İLHAN İREM, SON YOLCULUĞUNA UĞURLANDI
Böbrek yetmezliği nedeniyle tedavi gördüğü hastanede 67 yaşında hayatını kaybeden sanatçı İlhan İrem için ilk tören vasiyeti doğrultusunda Atatürk Kültür Merkezi'nde düzenlendi. Tabutunun üzerine Türk bayrağı serilen İrem, Bebek Camii'nde kılınan cenaze namazının ardından Aşiyan Mezarlığı'na toprağa...

Haber: EDDA SÖNMEZ - Kamera: ADEM KARABAYIR/ MESUT ATABAY 

Böbrek yetmezliği nedeniyle tedavi gördüğü hastanede 67 yaşında hayatını kaybeden sanatçı İlhan İrem için ilk tören, Atatürk Kültür Merkezi'nde düzenlendi. Tabutunun üzerine Türk bayrağı serilen İrem, Bebek Camii'nde kılınan cenaze namazının ardından Aşiyan Mezarlığı'na toprağa verildi.

Türk pop müziğinin usta isimlerinden İlhan İrem (67), 28 Temmuz'da hayatını kaybetti. Bir döneme damga vuran efsane sanatçı, bugün son yolculuğuna uğurlandı. 

VASİYET ETTİ, NAAŞI TÜRK BAYRAĞINA SARILDI

İrem için ilk olarak Taksim’deki Atatürk Kültür Merkezi’nde (AKM) anma töreni düzenlendi. Usta sanatçının naaşı, vasiyeti gereği Türk bayrağına sarılı olarak AKM sahnesine getirildi. Bu sırada ailesi, dostları ve sevenleri İrem’i, son kez çıktığı sahnede dakikalarca alkışladı. İrem için düzenlene anma töreni, sanat dünyasından birçok ünlü ismi bir araya getirdi. İrem'in cenazesi İBB Zabıta Tören Taburu tarafından sahneye taşındı.

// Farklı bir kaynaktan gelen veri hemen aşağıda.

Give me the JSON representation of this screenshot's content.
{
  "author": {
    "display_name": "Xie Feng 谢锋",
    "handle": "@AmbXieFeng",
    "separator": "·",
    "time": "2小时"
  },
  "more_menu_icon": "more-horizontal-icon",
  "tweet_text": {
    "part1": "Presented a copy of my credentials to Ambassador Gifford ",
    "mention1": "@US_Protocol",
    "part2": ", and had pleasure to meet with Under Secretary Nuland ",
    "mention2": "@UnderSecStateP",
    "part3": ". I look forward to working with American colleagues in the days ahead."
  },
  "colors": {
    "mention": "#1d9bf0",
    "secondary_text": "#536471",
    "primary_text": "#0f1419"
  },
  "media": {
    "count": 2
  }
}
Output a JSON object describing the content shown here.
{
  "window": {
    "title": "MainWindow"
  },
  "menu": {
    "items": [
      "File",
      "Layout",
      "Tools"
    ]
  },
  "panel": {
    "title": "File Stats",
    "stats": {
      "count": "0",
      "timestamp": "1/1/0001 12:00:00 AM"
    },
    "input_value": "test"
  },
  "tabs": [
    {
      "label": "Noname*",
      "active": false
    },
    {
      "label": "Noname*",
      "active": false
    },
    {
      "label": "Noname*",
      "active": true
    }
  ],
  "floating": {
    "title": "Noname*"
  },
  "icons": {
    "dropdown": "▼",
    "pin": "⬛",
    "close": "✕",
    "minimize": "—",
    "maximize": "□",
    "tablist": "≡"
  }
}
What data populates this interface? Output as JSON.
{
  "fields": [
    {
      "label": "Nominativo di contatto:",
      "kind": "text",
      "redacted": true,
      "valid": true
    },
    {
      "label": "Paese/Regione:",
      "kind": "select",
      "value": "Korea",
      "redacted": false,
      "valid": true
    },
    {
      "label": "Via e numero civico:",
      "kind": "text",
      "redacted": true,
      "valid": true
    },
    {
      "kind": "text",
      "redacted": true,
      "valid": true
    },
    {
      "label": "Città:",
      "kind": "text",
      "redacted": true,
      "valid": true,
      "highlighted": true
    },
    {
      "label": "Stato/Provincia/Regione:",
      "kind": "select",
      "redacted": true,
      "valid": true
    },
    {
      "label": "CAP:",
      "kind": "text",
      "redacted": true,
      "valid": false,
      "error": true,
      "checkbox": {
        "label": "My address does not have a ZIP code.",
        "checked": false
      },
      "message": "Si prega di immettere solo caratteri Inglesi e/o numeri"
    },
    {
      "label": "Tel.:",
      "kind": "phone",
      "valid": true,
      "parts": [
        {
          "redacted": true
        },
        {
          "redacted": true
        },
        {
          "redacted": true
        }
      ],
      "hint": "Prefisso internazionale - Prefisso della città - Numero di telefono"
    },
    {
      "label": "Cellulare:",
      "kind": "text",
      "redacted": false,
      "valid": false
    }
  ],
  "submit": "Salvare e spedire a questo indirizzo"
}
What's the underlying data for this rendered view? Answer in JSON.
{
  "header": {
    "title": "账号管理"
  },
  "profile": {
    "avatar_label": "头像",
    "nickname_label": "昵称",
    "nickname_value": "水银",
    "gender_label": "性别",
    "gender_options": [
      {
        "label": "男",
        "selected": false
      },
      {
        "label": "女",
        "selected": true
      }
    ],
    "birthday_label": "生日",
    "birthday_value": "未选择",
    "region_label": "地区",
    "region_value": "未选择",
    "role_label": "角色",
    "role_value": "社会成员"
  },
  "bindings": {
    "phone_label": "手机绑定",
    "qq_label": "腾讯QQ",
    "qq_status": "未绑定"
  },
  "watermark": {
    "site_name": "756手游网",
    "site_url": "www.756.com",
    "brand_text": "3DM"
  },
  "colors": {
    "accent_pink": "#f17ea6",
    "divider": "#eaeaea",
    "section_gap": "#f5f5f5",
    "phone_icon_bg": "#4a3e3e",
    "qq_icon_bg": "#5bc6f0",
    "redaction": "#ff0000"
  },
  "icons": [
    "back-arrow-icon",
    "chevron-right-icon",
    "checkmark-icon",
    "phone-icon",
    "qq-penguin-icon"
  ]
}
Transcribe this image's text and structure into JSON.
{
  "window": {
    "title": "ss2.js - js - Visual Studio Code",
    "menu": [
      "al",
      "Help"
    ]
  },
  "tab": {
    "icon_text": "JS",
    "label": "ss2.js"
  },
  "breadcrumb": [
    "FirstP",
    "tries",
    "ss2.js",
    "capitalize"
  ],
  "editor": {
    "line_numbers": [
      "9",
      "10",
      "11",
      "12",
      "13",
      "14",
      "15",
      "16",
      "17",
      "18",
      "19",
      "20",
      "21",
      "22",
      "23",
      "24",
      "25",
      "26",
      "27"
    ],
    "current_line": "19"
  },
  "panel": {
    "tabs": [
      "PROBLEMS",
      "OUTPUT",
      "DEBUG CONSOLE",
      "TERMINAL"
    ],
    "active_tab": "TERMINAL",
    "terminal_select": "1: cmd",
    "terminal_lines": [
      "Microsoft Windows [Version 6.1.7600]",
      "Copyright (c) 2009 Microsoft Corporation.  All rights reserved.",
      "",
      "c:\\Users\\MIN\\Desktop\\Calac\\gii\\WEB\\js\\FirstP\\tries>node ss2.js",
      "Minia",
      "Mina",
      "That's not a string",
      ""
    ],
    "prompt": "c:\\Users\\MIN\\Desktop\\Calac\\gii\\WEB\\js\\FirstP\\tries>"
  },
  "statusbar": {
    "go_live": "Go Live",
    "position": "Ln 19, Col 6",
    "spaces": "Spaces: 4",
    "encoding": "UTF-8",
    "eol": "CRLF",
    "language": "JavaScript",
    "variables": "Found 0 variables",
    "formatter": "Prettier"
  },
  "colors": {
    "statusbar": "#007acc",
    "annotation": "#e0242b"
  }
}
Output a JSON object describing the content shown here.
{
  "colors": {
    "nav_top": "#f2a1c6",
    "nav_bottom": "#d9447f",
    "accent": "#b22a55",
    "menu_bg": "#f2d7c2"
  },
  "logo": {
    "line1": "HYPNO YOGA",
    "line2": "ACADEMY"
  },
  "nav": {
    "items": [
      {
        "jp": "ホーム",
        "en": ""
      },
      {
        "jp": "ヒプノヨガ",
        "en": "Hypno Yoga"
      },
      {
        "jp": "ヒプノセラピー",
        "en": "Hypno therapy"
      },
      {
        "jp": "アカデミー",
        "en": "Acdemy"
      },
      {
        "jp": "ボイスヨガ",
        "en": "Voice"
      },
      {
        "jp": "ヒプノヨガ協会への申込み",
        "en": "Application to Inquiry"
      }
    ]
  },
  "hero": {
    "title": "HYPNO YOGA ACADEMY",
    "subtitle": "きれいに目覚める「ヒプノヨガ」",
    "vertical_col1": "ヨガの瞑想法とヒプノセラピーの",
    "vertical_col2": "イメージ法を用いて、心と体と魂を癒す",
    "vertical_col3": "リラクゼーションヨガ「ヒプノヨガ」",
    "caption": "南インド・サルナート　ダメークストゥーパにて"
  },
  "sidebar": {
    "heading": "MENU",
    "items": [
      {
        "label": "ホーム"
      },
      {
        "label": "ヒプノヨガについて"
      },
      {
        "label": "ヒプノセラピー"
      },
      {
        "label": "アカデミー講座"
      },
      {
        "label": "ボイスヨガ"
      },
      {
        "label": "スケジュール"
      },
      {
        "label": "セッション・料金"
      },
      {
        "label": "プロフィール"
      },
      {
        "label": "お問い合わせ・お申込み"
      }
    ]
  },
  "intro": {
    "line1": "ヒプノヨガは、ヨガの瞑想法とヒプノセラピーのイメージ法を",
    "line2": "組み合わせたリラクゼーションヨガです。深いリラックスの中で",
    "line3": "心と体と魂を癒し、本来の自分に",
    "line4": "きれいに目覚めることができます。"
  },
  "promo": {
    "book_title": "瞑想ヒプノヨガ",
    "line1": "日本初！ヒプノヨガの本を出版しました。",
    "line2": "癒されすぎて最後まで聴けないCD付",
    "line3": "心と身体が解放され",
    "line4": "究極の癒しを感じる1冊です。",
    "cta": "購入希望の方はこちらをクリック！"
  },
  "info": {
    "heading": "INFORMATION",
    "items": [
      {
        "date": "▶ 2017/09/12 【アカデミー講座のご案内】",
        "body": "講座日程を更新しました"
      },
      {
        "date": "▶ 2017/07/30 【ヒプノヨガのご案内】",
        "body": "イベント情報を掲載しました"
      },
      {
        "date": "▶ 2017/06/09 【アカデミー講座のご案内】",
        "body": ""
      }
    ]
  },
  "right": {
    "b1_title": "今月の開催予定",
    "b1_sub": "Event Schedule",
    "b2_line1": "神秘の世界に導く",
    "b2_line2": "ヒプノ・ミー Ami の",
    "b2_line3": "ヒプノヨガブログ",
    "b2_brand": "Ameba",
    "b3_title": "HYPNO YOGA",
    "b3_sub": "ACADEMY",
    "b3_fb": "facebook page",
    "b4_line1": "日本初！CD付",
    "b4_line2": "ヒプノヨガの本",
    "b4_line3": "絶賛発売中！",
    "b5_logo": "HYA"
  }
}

Törene, sanatçının eşi Hansu İrem ve yakınlarının yanı sıra İBB Başkanı Ekrem İmamoğlu, CHP Milletvekili Sezgin Tanrıkulu, CHP İl Başkanı Canan Kaftancıoğlu, Kültür ve Turizm Bakan Yardımcısı Ahmet Misbah Demircan ve çok sayıda seveni katıldı. Sanatçının Türk bayrağına sarılı cenazesi AKM’ye getirildiğinde dostlarının ve sevenlerinin alkışları dakikalarca sürdü. Törende İrem’in meslektaşları ve arkadaşları usta sanatçıya veda konuşmaları yaptı. 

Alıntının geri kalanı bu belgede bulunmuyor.